The sundried tomato bagel is upfront with a warm and inviting flavor. With bits of tomato throughout the dough, the bagel reflects the fruit's concentrated sweetness and umami. There's another nod to Italy with the pesto bagel, which has an undercurrent of basil and grassy notes. While basil can generally be powerful, it's subtle here and could even use a little more oomph.
The plain bagel is just that: plain, simple, and a vehicle for toppings. I prefer its cousin, the salt bagel, topped with crunchy and opaque salt crystals like you'd find on a soft pretzel. Admittedly, the salt bagel is just another way to get a creamy-rich topping into your mouth, but I like the added texture and saltiness.
Though the cinnamon raisin bagels are sweeter than the savory bagels, you can't call them sugary. There's a measured use of cinnamon resulting in a bagel with friendly warmth. The raisins are pleasantly sweet — still, I wish there were a few more, and that they were plumper. Toasted and spread with butter, though, the cinnamon raisin bagel is hard to resist.

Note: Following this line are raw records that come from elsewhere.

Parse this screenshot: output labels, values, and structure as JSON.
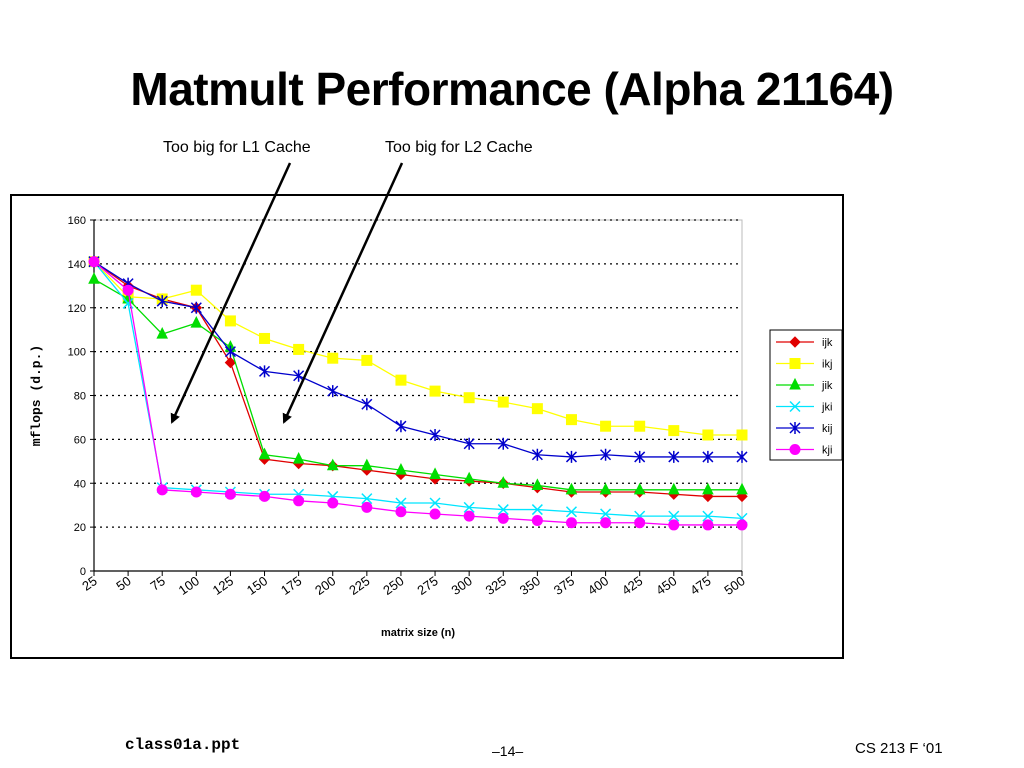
{
  "slide": {
    "title": "Matmult Performance (Alpha 21164)",
    "annotation_l1": "Too big for L1 Cache",
    "annotation_l2": "Too big for L2 Cache",
    "footer_left": "class01a.ppt",
    "footer_center": "–14–",
    "footer_right": "CS 213 F ‘01"
  },
  "chart_data": {
    "type": "line",
    "title": "",
    "xlabel": "matrix size (n)",
    "ylabel": "mflops (d.p.)",
    "ylim": [
      0,
      160
    ],
    "yticks": [
      0,
      20,
      40,
      60,
      80,
      100,
      120,
      140,
      160
    ],
    "grid": "dotted horizontal",
    "legend_position": "right",
    "categories": [
      "25",
      "50",
      "75",
      "100",
      "125",
      "150",
      "175",
      "200",
      "225",
      "250",
      "275",
      "300",
      "325",
      "350",
      "375",
      "400",
      "425",
      "450",
      "475",
      "500"
    ],
    "series": [
      {
        "name": "ijk",
        "color": "#e00000",
        "marker": "diamond",
        "values": [
          141,
          130,
          124,
          120,
          95,
          51,
          49,
          48,
          46,
          44,
          42,
          41,
          40,
          38,
          36,
          36,
          36,
          35,
          34,
          34
        ]
      },
      {
        "name": "ikj",
        "color": "#ffff00",
        "marker": "square",
        "values": [
          141,
          125,
          124,
          128,
          114,
          106,
          101,
          97,
          96,
          87,
          82,
          79,
          77,
          74,
          69,
          66,
          66,
          64,
          62,
          62
        ]
      },
      {
        "name": "jik",
        "color": "#00dd00",
        "marker": "triangle",
        "values": [
          133,
          124,
          108,
          113,
          102,
          53,
          51,
          48,
          48,
          46,
          44,
          42,
          40,
          39,
          37,
          37,
          37,
          37,
          37,
          37
        ]
      },
      {
        "name": "jki",
        "color": "#00e5ff",
        "marker": "x",
        "values": [
          141,
          122,
          38,
          37,
          36,
          35,
          35,
          34,
          33,
          31,
          31,
          29,
          28,
          28,
          27,
          26,
          25,
          25,
          25,
          24
        ]
      },
      {
        "name": "kij",
        "color": "#0000cc",
        "marker": "star",
        "values": [
          141,
          131,
          123,
          120,
          100,
          91,
          89,
          82,
          76,
          66,
          62,
          58,
          58,
          53,
          52,
          53,
          52,
          52,
          52,
          52
        ]
      },
      {
        "name": "kji",
        "color": "#ff00ff",
        "marker": "circle",
        "values": [
          141,
          128,
          37,
          36,
          35,
          34,
          32,
          31,
          29,
          27,
          26,
          25,
          24,
          23,
          22,
          22,
          22,
          21,
          21,
          21
        ]
      }
    ]
  }
}
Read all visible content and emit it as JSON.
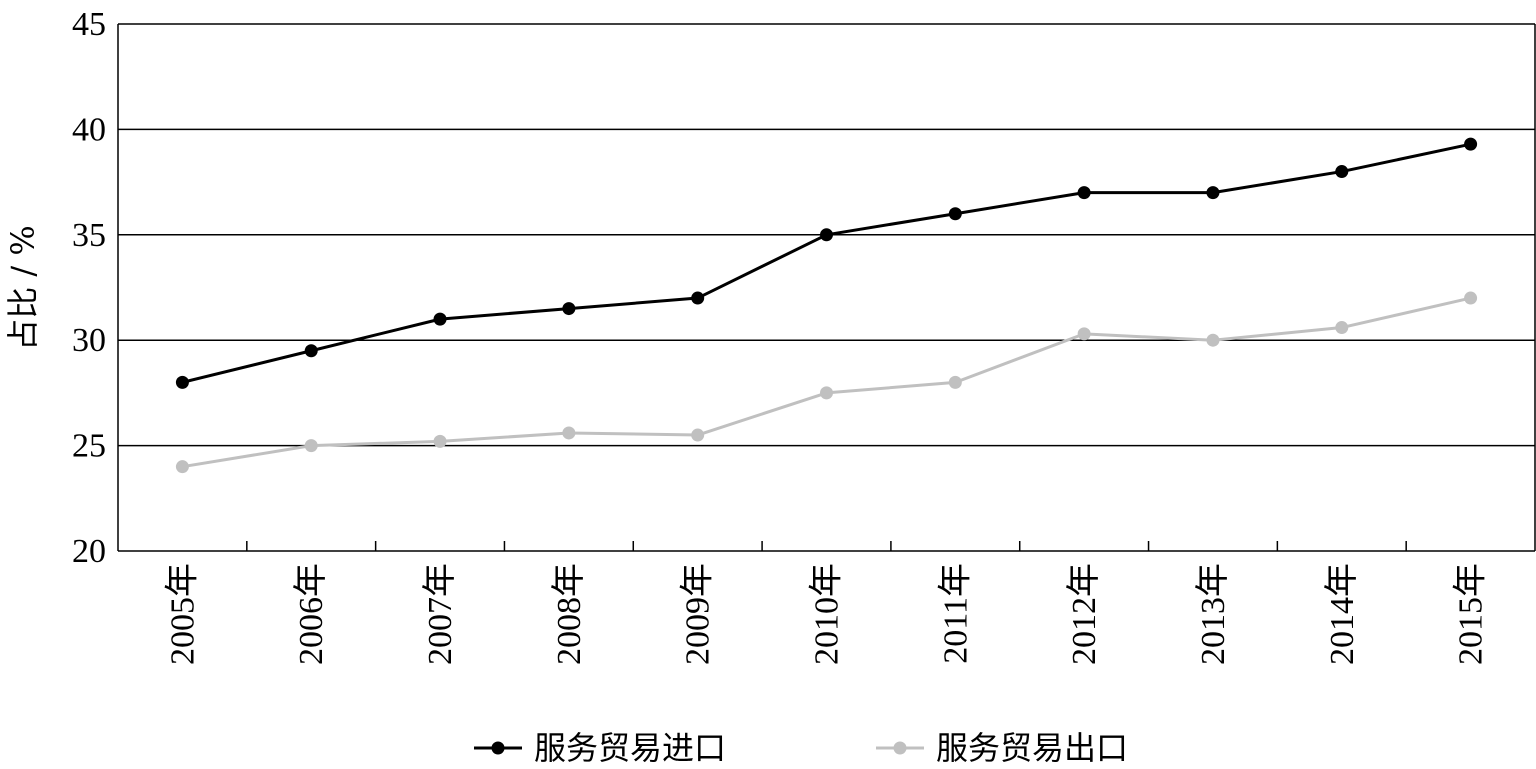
{
  "chart_data": {
    "type": "line",
    "title": "",
    "xlabel": "",
    "ylabel": "占比 / %",
    "x": [
      "2005年",
      "2006年",
      "2007年",
      "2008年",
      "2009年",
      "2010年",
      "2011年",
      "2012年",
      "2013年",
      "2014年",
      "2015年"
    ],
    "ylim": [
      20,
      45
    ],
    "yticks": [
      20,
      25,
      30,
      35,
      40,
      45
    ],
    "grid": "horizontal",
    "legend_position": "bottom",
    "series": [
      {
        "name": "服务贸易进口",
        "color": "#000000",
        "values": [
          28.0,
          29.5,
          31.0,
          31.5,
          32.0,
          35.0,
          36.0,
          37.0,
          37.0,
          38.0,
          39.3
        ]
      },
      {
        "name": "服务贸易出口",
        "color": "#c0c0c0",
        "values": [
          24.0,
          25.0,
          25.2,
          25.6,
          25.5,
          27.5,
          28.0,
          30.3,
          30.0,
          30.6,
          32.0
        ]
      }
    ]
  }
}
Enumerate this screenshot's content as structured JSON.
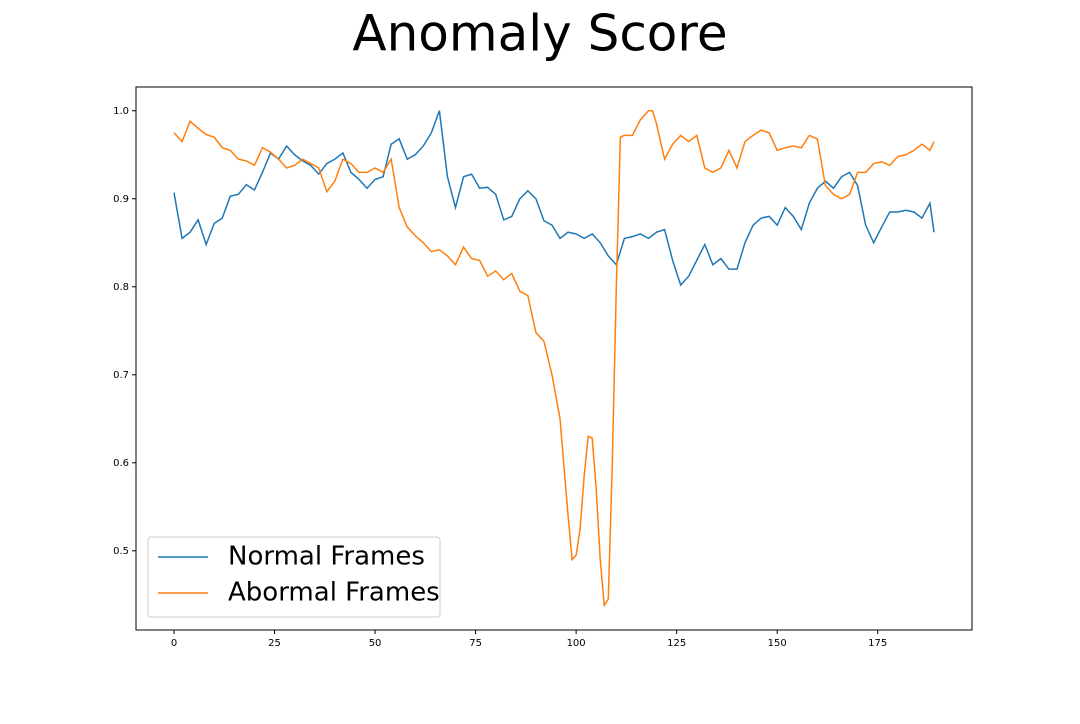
{
  "chart_data": {
    "type": "line",
    "title": "Anomaly Score",
    "xlim": [
      -9.45,
      198.45
    ],
    "ylim": [
      0.41,
      1.027
    ],
    "xticks": [
      0,
      25,
      50,
      75,
      100,
      125,
      150,
      175
    ],
    "yticks": [
      0.5,
      0.6,
      0.7,
      0.8,
      0.9,
      {
        "value": 1,
        "label": "1.0"
      }
    ],
    "legend": "lower left",
    "series": [
      {
        "name": "Normal Frames",
        "color": "#1f77b4",
        "x": [
          0,
          2,
          4,
          6,
          8,
          10,
          12,
          14,
          16,
          18,
          20,
          22,
          24,
          26,
          28,
          30,
          32,
          34,
          36,
          38,
          40,
          42,
          44,
          46,
          48,
          50,
          52,
          54,
          56,
          58,
          60,
          62,
          64,
          66,
          68,
          70,
          72,
          74,
          76,
          78,
          80,
          82,
          84,
          86,
          88,
          90,
          92,
          94,
          96,
          98,
          100,
          102,
          104,
          106,
          108,
          110,
          112,
          114,
          116,
          118,
          120,
          122,
          124,
          126,
          128,
          130,
          132,
          134,
          136,
          138,
          140,
          142,
          144,
          146,
          148,
          150,
          152,
          154,
          156,
          158,
          160,
          162,
          164,
          166,
          168,
          170,
          172,
          174,
          176,
          178,
          180,
          182,
          184,
          186,
          188,
          189
        ],
        "values": [
          0.907,
          0.855,
          0.862,
          0.876,
          0.848,
          0.872,
          0.878,
          0.903,
          0.905,
          0.916,
          0.91,
          0.93,
          0.952,
          0.945,
          0.96,
          0.95,
          0.943,
          0.938,
          0.928,
          0.94,
          0.945,
          0.952,
          0.93,
          0.922,
          0.912,
          0.922,
          0.925,
          0.962,
          0.968,
          0.945,
          0.95,
          0.96,
          0.975,
          1.0,
          0.925,
          0.89,
          0.925,
          0.928,
          0.912,
          0.913,
          0.905,
          0.876,
          0.88,
          0.9,
          0.909,
          0.9,
          0.875,
          0.87,
          0.855,
          0.862,
          0.86,
          0.855,
          0.86,
          0.85,
          0.835,
          0.825,
          0.855,
          0.857,
          0.86,
          0.855,
          0.862,
          0.865,
          0.83,
          0.802,
          0.812,
          0.83,
          0.848,
          0.825,
          0.832,
          0.82,
          0.82,
          0.85,
          0.87,
          0.878,
          0.88,
          0.87,
          0.89,
          0.88,
          0.865,
          0.895,
          0.912,
          0.92,
          0.912,
          0.925,
          0.93,
          0.915,
          0.87,
          0.85,
          0.868,
          0.885,
          0.885,
          0.887,
          0.885,
          0.878,
          0.895,
          0.862
        ]
      },
      {
        "name": "Abormal Frames",
        "color": "#ff7f0e",
        "x": [
          0,
          2,
          4,
          6,
          8,
          10,
          12,
          14,
          16,
          18,
          20,
          22,
          24,
          26,
          28,
          30,
          32,
          34,
          36,
          38,
          40,
          42,
          44,
          46,
          48,
          50,
          52,
          54,
          56,
          58,
          60,
          62,
          64,
          66,
          68,
          70,
          72,
          74,
          76,
          78,
          80,
          82,
          84,
          86,
          88,
          90,
          92,
          94,
          96,
          98,
          99,
          100,
          101,
          102,
          103,
          104,
          105,
          106,
          107,
          108,
          109,
          110,
          111,
          112,
          114,
          116,
          118,
          119,
          120,
          122,
          124,
          126,
          128,
          130,
          132,
          134,
          136,
          138,
          140,
          142,
          144,
          146,
          148,
          150,
          152,
          154,
          156,
          158,
          160,
          162,
          164,
          166,
          168,
          170,
          172,
          174,
          176,
          178,
          180,
          182,
          184,
          186,
          188,
          189
        ],
        "values": [
          0.975,
          0.965,
          0.988,
          0.98,
          0.973,
          0.97,
          0.958,
          0.955,
          0.945,
          0.943,
          0.938,
          0.958,
          0.953,
          0.945,
          0.935,
          0.938,
          0.945,
          0.94,
          0.935,
          0.908,
          0.92,
          0.945,
          0.94,
          0.93,
          0.93,
          0.935,
          0.93,
          0.945,
          0.89,
          0.868,
          0.858,
          0.85,
          0.84,
          0.842,
          0.835,
          0.825,
          0.845,
          0.832,
          0.83,
          0.812,
          0.818,
          0.808,
          0.815,
          0.795,
          0.79,
          0.748,
          0.738,
          0.7,
          0.65,
          0.54,
          0.49,
          0.495,
          0.525,
          0.585,
          0.63,
          0.628,
          0.57,
          0.49,
          0.438,
          0.445,
          0.6,
          0.8,
          0.97,
          0.972,
          0.972,
          0.99,
          1.0,
          1.0,
          0.985,
          0.945,
          0.962,
          0.972,
          0.965,
          0.972,
          0.935,
          0.93,
          0.935,
          0.955,
          0.935,
          0.965,
          0.972,
          0.978,
          0.975,
          0.955,
          0.958,
          0.96,
          0.958,
          0.972,
          0.968,
          0.915,
          0.905,
          0.9,
          0.905,
          0.93,
          0.93,
          0.94,
          0.942,
          0.938,
          0.948,
          0.95,
          0.955,
          0.962,
          0.955,
          0.965
        ]
      }
    ]
  }
}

Its flashier cousin, the breakfast cinnamon raisin bagel, is sprinkled with cinnamon sugar before baking. The sugar makes the bagel a little sticky, a little crunchy and, of course, sweeter (which is right up my alley). I ate it as-is.
Bagels are 99 cents apiece, $5.49 for a half-dozen, and $8.99 for a dozen. Add cream cheese, however, and the price rises: a bagel with plain cream cheese is $2.75; with flavored or vegan cream cheese, it's $3. That's quite an upcharge for a restrained schmear.
The cream cheese served is Ontario, New York's Lighthouse Cream Cheese, which is also available in 8-ounce tubs for $3.69. There are upwards of 25 flavors to choose from, even a vegan option, though many of the choices start with plain cream cheese. The plain has a nice, light tang with a balanced approach to salt. It's thick and dense — fresh out of the refrigerator, you'll need to exert a little effort to spread it.
Another standard, veggie cream cheese, is disappointing. It's filled with finely minced bits of fresh vegetables but could use some onion to punch up the flavor. The maple pecan cream cheese, is a different story: it has a good maple flavor (derived from pancake syrup, not actual maple syrup, unfortunately), tiny bits of nuts, and a light, whipped consistency. It's dessert masquerading as breakfast.
My trips to Balsam Bagels largely focused on to-go bagels and cream cheese, but you can eat there and choose from other options made in-house, which include vegan and gluten-free choices. On my last visit, the menu offered three kinds of soups, four kinds of salads, more than 10 kinds of sandwiches (including a daily-special panino with bread baked in-house), five kinds of stuffed phyllo pockets, two kinds of quiche — the list goes on. Sweets aren't overlooked either: Depending on the day, you can choose from traditional Jewish treats like rugelach or hamantaschen, and numerous varieties of quick breads, scones, cookies, and other pastries.
Balsam Bagels is run by husband-and-wife team Roni and Rebecca Malek, and their shop celebrated its 10-year anniversary in June. After eating at Balsam and asking the Maleks a few questions, it's clear to me that they adore the crafts of baking, cooking, and service.
"I am extremely passionate about making and baking the best bagels around. I was put on earth to be a bagel baker," Roni says.
That kind of dedication is as rare in the restaurant business as a good, chewy bagel.